# 1986 Trek 520 Cirrus questions.



## jsidney (Aug 24, 2011)

I have been making up a list of new bikes that I am considering buying. On that list is a Trek 520. I ended up buying a 1986 520, I figured I could find out if I really like that 520.

My question is has the frame geometry changed from 86 to 2011? Will the 86 tell me if I will like a 2011 or not?

What advantages and disadvantages will a new 520 have over and 86 model?

I paid $398 for the old Trek, did I make a mistake doing this just to find out if I want a new one? I guess I am asking if it will it be hard to sell it for that much?


----------



## noob (Aug 22, 2011)

We're going to look at a 2000-2001 Trek 520 tomorrow, which is listed for $399.00 on CL. I heard the design has changed very little over the years, but I'm no expert. When I mentioned Trek 520 at a LBS, the guy laughed and wanted to up sell me on something else... Finding a used bike has been challenging.

What size is your 520?


----------



## jsidney (Aug 24, 2011)

noob said:


> We're going to look at a 2000-2001 Trek 520 tomorrow, which is listed for $399.00 on CL. I heard the design has changed very little over the years, but I'm no expert. When I mentioned Trek 520 at a LBS, the guy laughed and wanted to up sell me on something else... Finding a used bike has been challenging.
> 
> What size is your 520?


It is small but I have short legs and a long torso. The person selling it says it has a 29.5 inch stand over, my inseam is 30 inches, I am guessing with shoes and the fact the inseam is not total length I will be 2-3 inches above the bar. It is possible that this bike is going to be too small for me. I guess I will find out when it arrives.

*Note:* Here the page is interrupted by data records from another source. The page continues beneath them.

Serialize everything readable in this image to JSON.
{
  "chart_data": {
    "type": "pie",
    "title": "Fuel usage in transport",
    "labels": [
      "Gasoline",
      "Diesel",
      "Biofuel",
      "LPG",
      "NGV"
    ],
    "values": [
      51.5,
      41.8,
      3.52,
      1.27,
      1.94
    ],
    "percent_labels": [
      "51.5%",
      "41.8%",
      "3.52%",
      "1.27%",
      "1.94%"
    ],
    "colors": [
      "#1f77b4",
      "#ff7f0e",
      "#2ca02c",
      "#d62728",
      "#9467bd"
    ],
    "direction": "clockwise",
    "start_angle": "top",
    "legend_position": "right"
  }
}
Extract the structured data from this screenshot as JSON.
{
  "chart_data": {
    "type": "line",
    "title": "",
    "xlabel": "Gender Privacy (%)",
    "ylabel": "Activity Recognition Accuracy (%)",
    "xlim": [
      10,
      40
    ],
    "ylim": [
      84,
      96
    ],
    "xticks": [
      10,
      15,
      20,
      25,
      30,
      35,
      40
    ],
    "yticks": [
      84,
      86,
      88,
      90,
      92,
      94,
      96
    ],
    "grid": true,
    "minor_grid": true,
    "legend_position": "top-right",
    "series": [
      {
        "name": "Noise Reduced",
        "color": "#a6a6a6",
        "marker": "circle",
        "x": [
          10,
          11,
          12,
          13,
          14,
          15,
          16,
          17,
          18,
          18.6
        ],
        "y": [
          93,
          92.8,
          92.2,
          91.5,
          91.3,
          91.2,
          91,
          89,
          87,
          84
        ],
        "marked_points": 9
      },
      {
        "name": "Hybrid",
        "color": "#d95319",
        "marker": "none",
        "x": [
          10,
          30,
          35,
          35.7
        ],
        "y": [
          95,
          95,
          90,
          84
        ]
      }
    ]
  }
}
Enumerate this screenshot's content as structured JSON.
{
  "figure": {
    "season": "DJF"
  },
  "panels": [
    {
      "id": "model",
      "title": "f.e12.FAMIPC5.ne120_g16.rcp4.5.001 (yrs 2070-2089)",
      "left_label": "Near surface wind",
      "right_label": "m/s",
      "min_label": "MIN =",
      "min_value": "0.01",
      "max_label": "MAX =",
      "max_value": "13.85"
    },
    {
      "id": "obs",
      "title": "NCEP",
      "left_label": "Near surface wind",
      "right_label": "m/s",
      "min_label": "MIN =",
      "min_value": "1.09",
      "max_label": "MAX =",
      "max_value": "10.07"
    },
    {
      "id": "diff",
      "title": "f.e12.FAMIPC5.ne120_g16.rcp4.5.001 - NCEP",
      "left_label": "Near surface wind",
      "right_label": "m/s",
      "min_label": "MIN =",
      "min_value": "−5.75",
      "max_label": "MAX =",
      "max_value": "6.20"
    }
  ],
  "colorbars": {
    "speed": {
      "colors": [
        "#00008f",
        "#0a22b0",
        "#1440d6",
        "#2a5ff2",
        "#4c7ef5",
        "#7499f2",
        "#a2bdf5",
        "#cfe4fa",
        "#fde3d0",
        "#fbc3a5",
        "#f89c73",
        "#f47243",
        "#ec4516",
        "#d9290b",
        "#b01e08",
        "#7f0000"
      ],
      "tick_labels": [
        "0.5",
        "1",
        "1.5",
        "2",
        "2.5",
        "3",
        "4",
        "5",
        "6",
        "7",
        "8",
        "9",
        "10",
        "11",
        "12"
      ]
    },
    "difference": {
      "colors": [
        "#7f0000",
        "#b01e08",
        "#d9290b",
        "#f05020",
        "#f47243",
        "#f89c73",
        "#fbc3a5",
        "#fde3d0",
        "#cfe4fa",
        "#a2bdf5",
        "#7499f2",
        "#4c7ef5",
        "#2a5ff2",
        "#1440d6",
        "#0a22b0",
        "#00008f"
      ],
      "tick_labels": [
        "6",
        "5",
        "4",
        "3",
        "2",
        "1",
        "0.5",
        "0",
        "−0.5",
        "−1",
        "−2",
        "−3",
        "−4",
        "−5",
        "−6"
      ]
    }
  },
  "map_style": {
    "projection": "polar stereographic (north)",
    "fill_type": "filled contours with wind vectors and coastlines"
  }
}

Even if it is too small I don't think it will be a real loss. I will have a better idea on what size of bike I need and I should be able to sell it. It will also help me to some degree determine if I really want a new 520 or not.


----------



## jsidney (Aug 24, 2011)

noob said:


> We're going to look at a 2000-2001 Trek 520 tomorrow, which is listed for $399.00 on CL. I heard the design has changed very little over the years, but I'm no expert. When I mentioned Trek 520 at a LBS, the guy laughed and wanted to up sell me on something else... Finding a used bike has been challenging.
> 
> What size is your 520?


I wish I could find a 2000-2001 520 for $399.00 in my area. My area is not included in CL

Well, even if it did include my area it wouldn't help much, I bet only one bike would get listed a year.


----------